* New rules follow string of accounting scandals
* Banks liable for botched IPOs even ahead of regulator action
* Rules lack clarity on evidence needed, potential liabilities
HONG KONG/BEIJING, Jan 14 (Reuters) - Newly approved Chinese rules for IPOs are rattling investment banks as investors can seek compensation immediately if they suffer losses due to false or misleading information in the listing material, bankers and lawyers have told Reuters.
Previously, disgruntled investors could only file claims for a botched IPO after China’s securities regulator had taken action against the banks sponsoring the share offerings, issuers or other intermediaries involved.

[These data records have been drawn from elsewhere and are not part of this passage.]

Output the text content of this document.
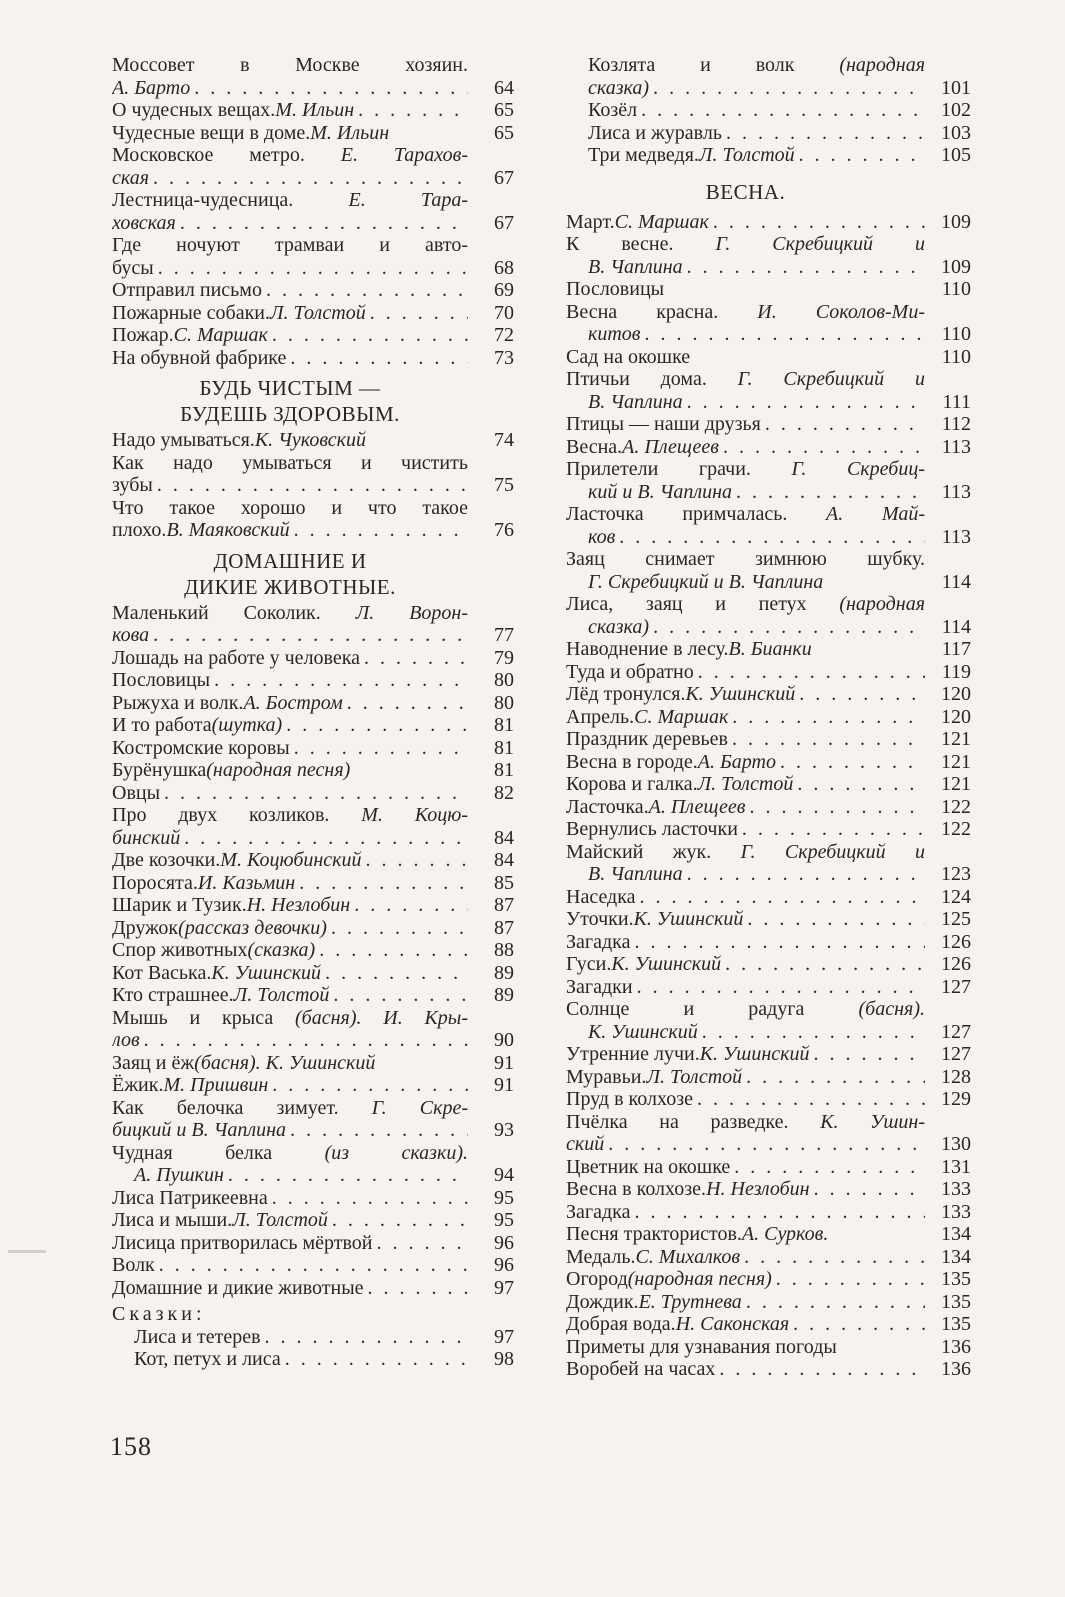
Моссовет в Москве хозяин.
А. Барто . . .	64
О чудесных вещах. М. Ильин . . .	65
Чудесные вещи в доме. М. Ильин	65
Московское метро. Е. Тарахов-
ская . . .	67
Лестница-чудесница. Е. Тара-
ховская . . .	67
Где ночуют трамваи и авто-
бусы . . .	68
Отправил письмо . . .	69
Пожарные собаки. Л. Толстой . . .	70
Пожар. С. Маршак . . .	72
На обувной фабрике . . .	73
БУДЬ ЧИСТЫМ —
БУДЕШЬ ЗДОРОВЫМ.
Надо умываться. К. Чуковский	74
Как надо умываться и чистить
зубы . . .	75
Что такое хорошо и что такое
плохо. В. Маяковский . . .	76
ДОМАШНИЕ И
ДИКИЕ ЖИВОТНЫЕ.
Маленький Соколик. Л. Ворон-
кова . . .	77
Лошадь на работе у человека . . .	79
Пословицы . . .	80
Рыжуха и волк. А. Бостром . . .	80
И то работа (шутка) . . .	81
Костромские коровы . . .	81
Бурёнушка (народная песня)	81
Овцы . . .	82
Про двух козликов. М. Коцю-
бинский . . .	84
Две козочки. М. Коцюбинский . . .	84
Поросята. И. Казьмин . . .	85
Шарик и Тузик. Н. Незлобин . . .	87
Дружок (рассказ девочки) . . .	87
Спор животных (сказка) . . .	88
Кот Васька. К. Ушинский . . .	89
Кто страшнее. Л. Толстой . . .	89
Мышь и крыса (басня). И. Кры-
лов . . .	90
Заяц и ёж (басня). К. Ушинский	91
Ёжик. М. Пришвин . . .	91
Как белочка зимует. Г. Скре-
бицкий и В. Чаплина . . .	93
Чудная белка (из сказки).
А. Пушкин . . .	94
Лиса Патрикеевна . . .	95
Лиса и мыши. Л. Толстой . . .	95
Лисица притворилась мёртвой . . .	96
Волк . . .	96
Домашние и дикие животные . . .	97
Сказки:
Лиса и тетерев . . .	97
Кот, петух и лиса . . .	98
Козлята и волк (народная
сказка) . . .	101
Козёл . . .	102
Лиса и журавль . . .	103
Три медведя. Л. Толстой . . .	105
ВЕСНА.
Март. С. Маршак . . .	109
К весне. Г. Скребицкий и
В. Чаплина . . .	109
Пословицы	110
Весна красна. И. Соколов-Ми-
китов . . .	110
Сад на окошке	110
Птичьи дома. Г. Скребицкий и
В. Чаплина . . .	111
Птицы — наши друзья . . .	112
Весна. А. Плещеев . . .	113
Прилетели грачи. Г. Скребиц-
кий и В. Чаплина . . .	113
Ласточка примчалась. А. Май-
ков . . .	113
Заяц снимает зимнюю шубку.
Г. Скребицкий и В. Чаплина	114
Лиса, заяц и петух (народная
сказка) . . .	114
Наводнение в лесу. В. Бианки	117
Туда и обратно . . .	119
Лёд тронулся. К. Ушинский . . .	120
Апрель. С. Маршак . . .	120
Праздник деревьев . . .	121
Весна в городе. А. Барто . . .	121
Корова и галка. Л. Толстой . . .	121
Ласточка. А. Плещеев . . .	122
Вернулись ласточки . . .	122
Майский жук. Г. Скребицкий и
В. Чаплина . . .	123
Наседка . . .	124
Уточки. К. Ушинский . . .	125
Загадка . . .	126
Гуси. К. Ушинский . . .	126
Загадки . . .	127
Солнце и радуга (басня).
К. Ушинский . . .	127
Утренние лучи. К. Ушинский . . .	127
Муравьи. Л. Толстой . . .	128
Пруд в колхозе . . .	129
Пчёлка на разведке. К. Ушин-
ский . . .	130
Цветник на окошке . . .	131
Весна в колхозе. Н. Незлобин . . .	133
Загадка . . .	133
Песня трактористов. А. Сурков.	134
Медаль. С. Михалков . . .	134
Огород (народная песня) . . .	135
Дождик. Е. Трутнева . . .	135
Добрая вода. Н. Саконская . . .	135
Приметы для узнавания погоды	136
Воробей на часах . . .	136
158
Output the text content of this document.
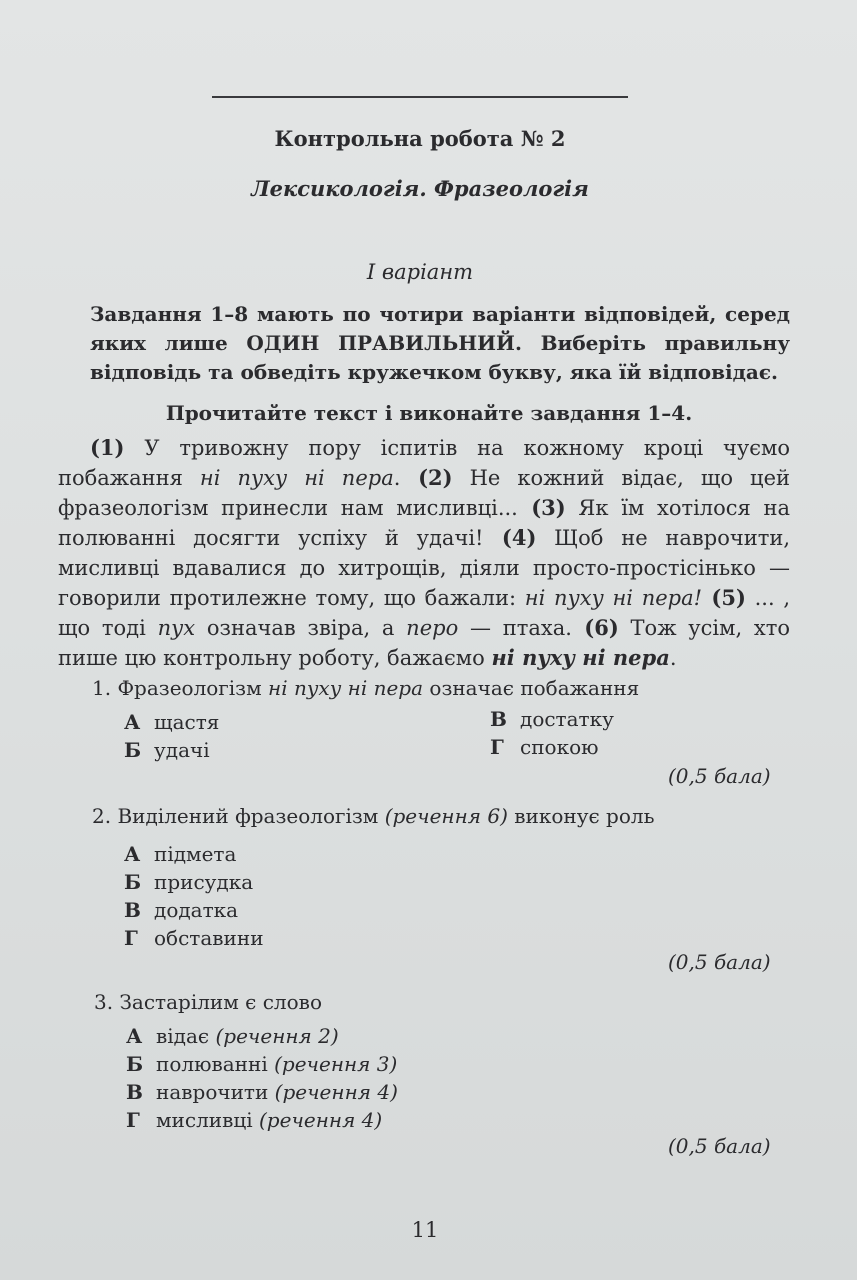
Контрольна робота № 2
Лексикологія. Фразеологія
І варіант
Завдання 1–8 мають по чотири варіанти відповідей, серед яких лише ОДИН ПРАВИЛЬНИЙ. Виберіть правильну відповідь та обведіть кружечком букву, яка їй відповідає.
Прочитайте текст і виконайте завдання 1–4.
(1) У тривожну пору іспитів на кожному кроці чуємо побажання ні пуху ні пера. (2) Не кожний відає, що цей фразеологізм принесли нам мисливці... (3) Як їм хотілося на полюванні досягти успіху й удачі! (4) Щоб не наврочити, мисливці вдавалися до хитрощів, діяли просто-простісінько — говорили протилежне тому, що бажали: ні пуху ні пера! (5) ... , що тоді пух означав звіра, а перо — птаха. (6) Тож усім, хто пише цю контрольну роботу, бажаємо ні пуху ні пера.
1. Фразеологізм ні пуху ні пера означає побажання
А щастя
Б удачі
В достатку
Г спокою
(0,5 бала)
2. Виділений фразеологізм (речення 6) виконує роль
А підмета
Б присудка
В додатка
Г обставини
(0,5 бала)
3. Застарілим є слово
А відає (речення 2)
Б полюванні (речення 3)
В наврочити (речення 4)
Г мисливці (речення 4)
(0,5 бала)
11
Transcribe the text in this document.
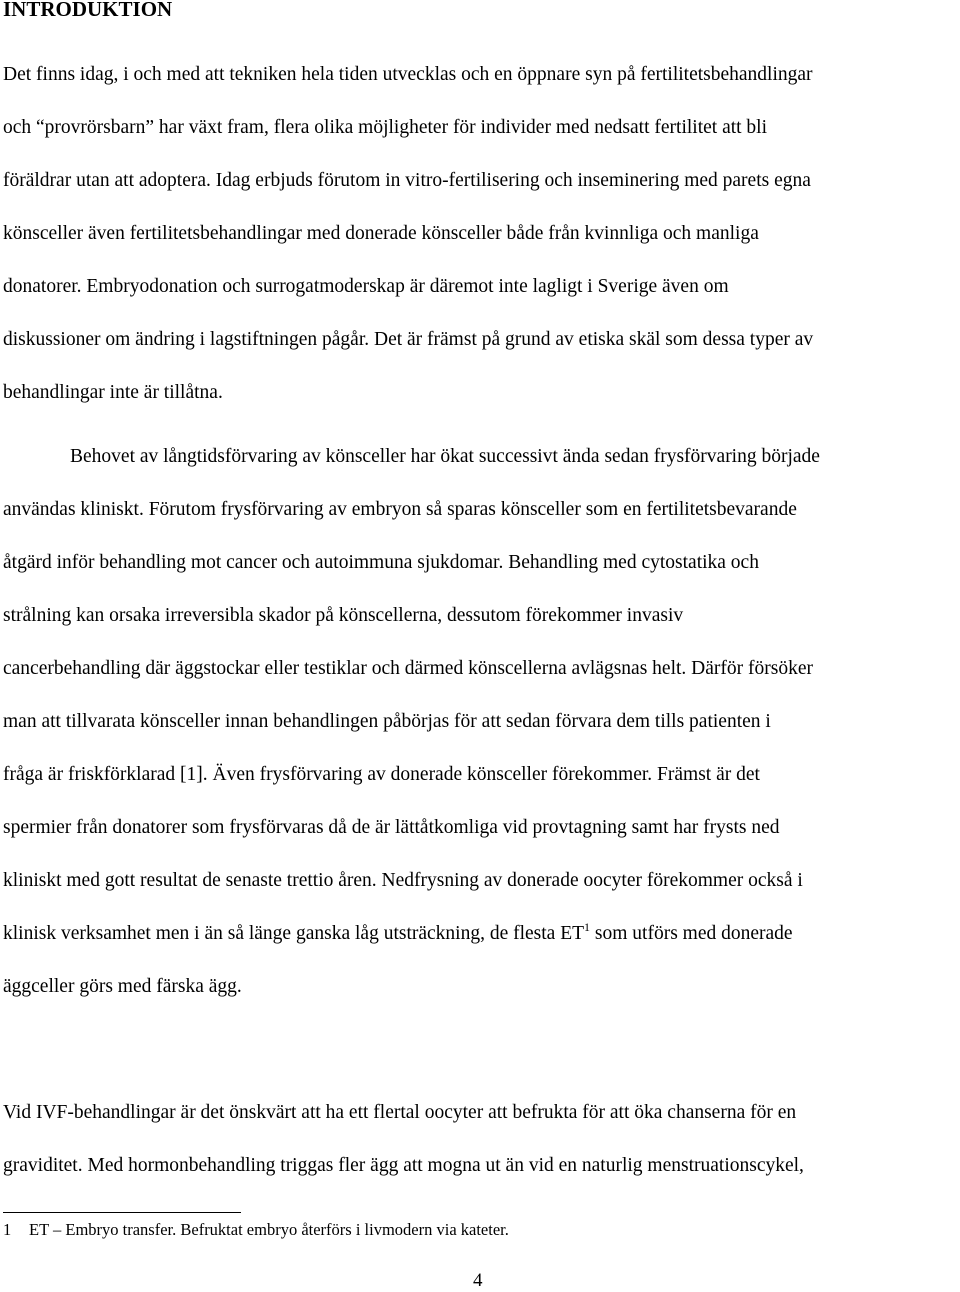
INTRODUKTION

Det finns idag, i och med att tekniken hela tiden utvecklas och en öppnare syn på fertilitetsbehandlingar
och “provrörsbarn” har växt fram, flera olika möjligheter för individer med nedsatt fertilitet att bli
föräldrar utan att adoptera. Idag erbjuds förutom in vitro-fertilisering och inseminering med parets egna
könsceller även fertilitetsbehandlingar med donerade könsceller både från kvinnliga och manliga
donatorer. Embryodonation och surrogatmoderskap är däremot inte lagligt i Sverige även om
diskussioner om ändring i lagstiftningen pågår. Det är främst på grund av etiska skäl som dessa typer av
behandlingar inte är tillåtna.

Behovet av långtidsförvaring av könsceller har ökat successivt ända sedan frysförvaring började
användas kliniskt. Förutom frysförvaring av embryon så sparas könsceller som en fertilitetsbevarande
åtgärd inför behandling mot cancer och autoimmuna sjukdomar. Behandling med cytostatika och
strålning kan orsaka irreversibla skador på könscellerna, dessutom förekommer invasiv
cancerbehandling där äggstockar eller testiklar och därmed könscellerna avlägsnas helt. Därför försöker
man att tillvarata könsceller innan behandlingen påbörjas för att sedan förvara dem tills patienten i
fråga är friskförklarad [1]. Även frysförvaring av donerade könsceller förekommer. Främst är det
spermier från donatorer som frysförvaras då de är lättåtkomliga vid provtagning samt har frysts ned
kliniskt med gott resultat de senaste trettio åren. Nedfrysning av donerade oocyter förekommer också i
klinisk verksamhet men i än så länge ganska låg utsträckning, de flesta $ET^1$ som utförs med donerade
äggceller görs med färska ägg.

Vid IVF-behandlingar är det önskvärt att ha ett flertal oocyter att befrukta för att öka chanserna för en
graviditet. Med hormonbehandling triggas fler ägg att mogna ut än vid en naturlig menstruationscykel,

1 ET – Embryo transfer. Befruktat embryo återförs i livmodern via kateter.
4
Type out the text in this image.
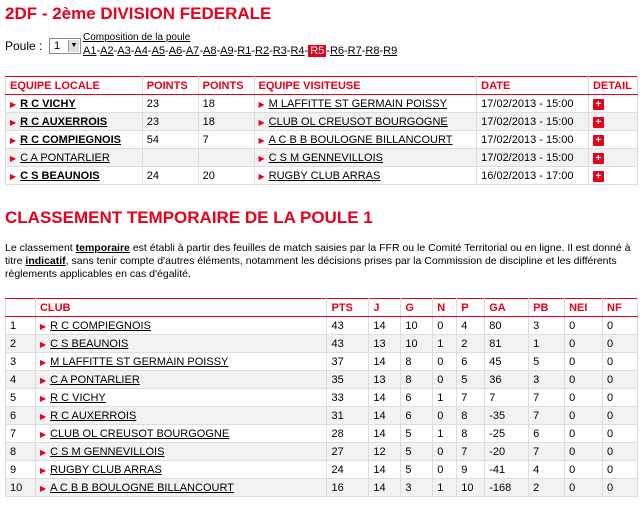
2DF - 2ème DIVISION FEDERALE
Poule :	1	▼
Composition de la poule
A1-A2-A3-A4-A5-A6-A7-A8-A9-R1-R2-R3-R4- R5 -R6-R7-R8-R9
EQUIPE LOCALE	POINTS	POINTS	EQUIPE VISITEUSE	DATE	DETAIL
▶ R C VICHY	23	18	▶ M LAFFITTE ST GERMAIN POISSY	17/02/2013 - 15:00	+
▶ R C AUXERROIS	23	18	▶ CLUB OL CREUSOT BOURGOGNE	17/02/2013 - 15:00	+
▶ R C COMPIEGNOIS	54	7	▶ A C B B BOULOGNE BILLANCOURT	17/02/2013 - 15:00	+
▶ C A PONTARLIER			▶ C S M GENNEVILLOIS	17/02/2013 - 15:00	+
▶ C S BEAUNOIS	24	20	▶ RUGBY CLUB ARRAS	16/02/2013 - 17:00	+
CLASSEMENT TEMPORAIRE DE LA POULE 1
Le classement temporaire est établi à partir des feuilles de match saisies par la FFR ou le Comité Territorial ou en ligne. Il est donné à titre indicatif, sans tenir compte d'autres éléments, notamment les décisions prises par la Commission de discipline et les différents règlements applicables en cas d'égalité.
	CLUB	PTS	J	G	N	P	GA	PB	NEI	NF
1	▶ R C COMPIEGNOIS	43	14	10	0	4	80	3	0	0
2	▶ C S BEAUNOIS	43	13	10	1	2	81	1	0	0
3	▶ M LAFFITTE ST GERMAIN POISSY	37	14	8	0	6	45	5	0	0
4	▶ C A PONTARLIER	35	13	8	0	5	36	3	0	0
5	▶ R C VICHY	33	14	6	1	7	7	7	0	0
6	▶ R C AUXERROIS	31	14	6	0	8	-35	7	0	0
7	▶ CLUB OL CREUSOT BOURGOGNE	28	14	5	1	8	-25	6	0	0
8	▶ C S M GENNEVILLOIS	27	12	5	0	7	-20	7	0	0
9	▶ RUGBY CLUB ARRAS	24	14	5	0	9	-41	4	0	0
10	▶ A C B B BOULOGNE BILLANCOURT	16	14	3	1	10	-168	2	0	0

The measures, aimed at protecting investors after a string of accounting scandals, are set to have a chilling effect on underwriters because potential liabilities are hard to quantify, putting into question whether revenues from IPO underwriting will be worth the risks involved.
The rules, which went into effect on Jan. 1, do not offer any clarity on how much the banks would be liable for and how much evidence would be necessary before a sponsor would have to make a payment, the sources said.
“Taking it at face value, there are some serious concerns,” said an investment banker who declined to be identified as he was not authorised to discuss regulatory issues.
“If this is indeed what the regulators are intending to do, it’ll change the risk-reward analysis for doing any sort of underwriting in China. It would also make China very different from any other jurisdictions.”
The rule change, which shifts more responsibility for vetting potential IPO candidates to the banks, comes as China is preparing to allow market forces to play a greater role in IPOs, moving from an approval-based system to a U.S.-style registration process.
The tougher measures would, however, force banks to boost vetting standards which should help ease concerns about poor corporate governance at Chinese companies after a series of accounting scandals in past years.
“This is part of Xi Jinping’s effort to combat bribery and market deficiency,” said a person at a Chinese broker who was not authorised to speak publicly on the matter.
“It will increase the costs of doing business among all sponsors and eventually they will be more careful in performing their due diligence, which in the long run is good for all market participants.”
The China Securities Regulatory Commission has penalised brokers such as Ping An Securities and Everbright Securities for shoddy work in the past.
In addition to a 51.1 million yuan ($7.8 million) fine for its work on Wanfu Biotechnology (Hunan) Agricultural Development’s IPO, Ping An had its sponsorship license suspended for three months, and it set up a voluntary 300 million yuan fund to compensate investors. Wanfu was later convicted of securities fraud.